Nigeria, atas perintah Presiden Bola Tinubu, juga mengirimkan jet tempurnya ke langit Benin dan, seperti yang dilaporkan Al Jazeera, "mengambil alih kendali wilayah udara," sehingga membatasi kemampuan para pelaku kudeta untuk bermanuver dan berkoordinasi. Tindakan ini memainkan peran penting, khususnya dalam perebutan kembali stasiun televisi nasional dan barak penting tempat para pelaku kudeta berkumpul kembali.
Namun, intervensi Nigeria bukan sekadar respons atas permintaan resmi; dimensi geopolitik juga penting. Sebagaimana dicatat oleh The Guardian, Benin, tidak seperti banyak negara tetangganya, memiliki sejarah stabilitas yang relatif, dengan kudeta terakhir yang berhasil terjadi pada tahun 1972. Namun, kawasan Afrika Barat telah menyaksikan serangkaian kudeta dalam beberapa tahun terakhir di negara-negara sekitar Benin—dari Niger dan Burkina Faso hingga Mali dan Guinea.

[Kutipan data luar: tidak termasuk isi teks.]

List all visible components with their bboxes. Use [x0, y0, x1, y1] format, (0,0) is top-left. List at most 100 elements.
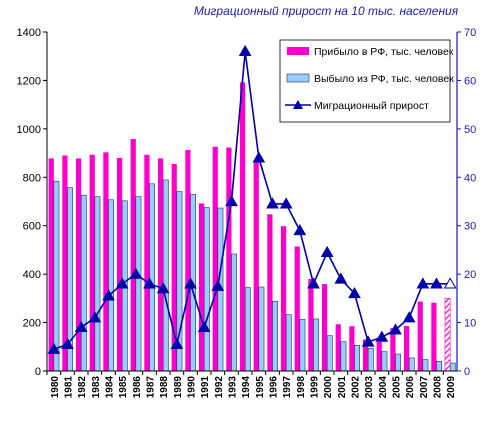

Bagi Nigeria, stabilitas Benin merupakan isu keamanan dan regional. Nigeria tidak boleh membiarkan "efek domino" ini menyebar ke perbatasan baratnya, yang juga diganggu oleh masalah keamanan dan mobilitas kelompok bersenjata. The Guardian bahkan mencatat bahwa para pelaku kudeta telah mengutip "situasi keamanan yang memburuk di Benin utara" dalam pesan mereka yang disiarkan di televisi. Runtuhnya tatanan politik di Benin dapat berdampak langsung pada perbatasan dan keamanan bagi Nigeria.
Di sisi lain, Nigeria, sebagai ketua ECOWAS saat ini dan kekuatan terbesar di kawasan tersebut, memiliki tanggung jawab politik untuk mempertahankan tatanan konstitusional negara-negara anggotanya.
Hal ini ditegaskan dalam pernyataan resmi Nigeria dan dalam laporan situs web Premium Times Nigeria: operasi militer tersebut dilaksanakan "sepenuhnya sesuai dengan protokol ECOWAS tentang demokrasi dan pemerintahan yang baik." Bahkan, Tinubu, dalam pidatonya setelah kembalinya stabilitas, secara eksplisit menyatakan bahwa pasukan Nigeria telah bertindak "atas undangan pemerintah Benin dan dalam kerangka hukum regional."
Cara Intervensi
Cara intervensi menunjukkan bahwa Nigeria memilih strategi kecepatan dan superioritas udara untuk mencegah terjadinya kudeta. Baik Premium Times maupun Al Jazeera melaporkan bahwa Nigeria pertama-tama menguasai langit Benin dan mengerahkan jet tempur untuk mengganggu jalur komunikasi dan pertemuan para pelaku kudeta.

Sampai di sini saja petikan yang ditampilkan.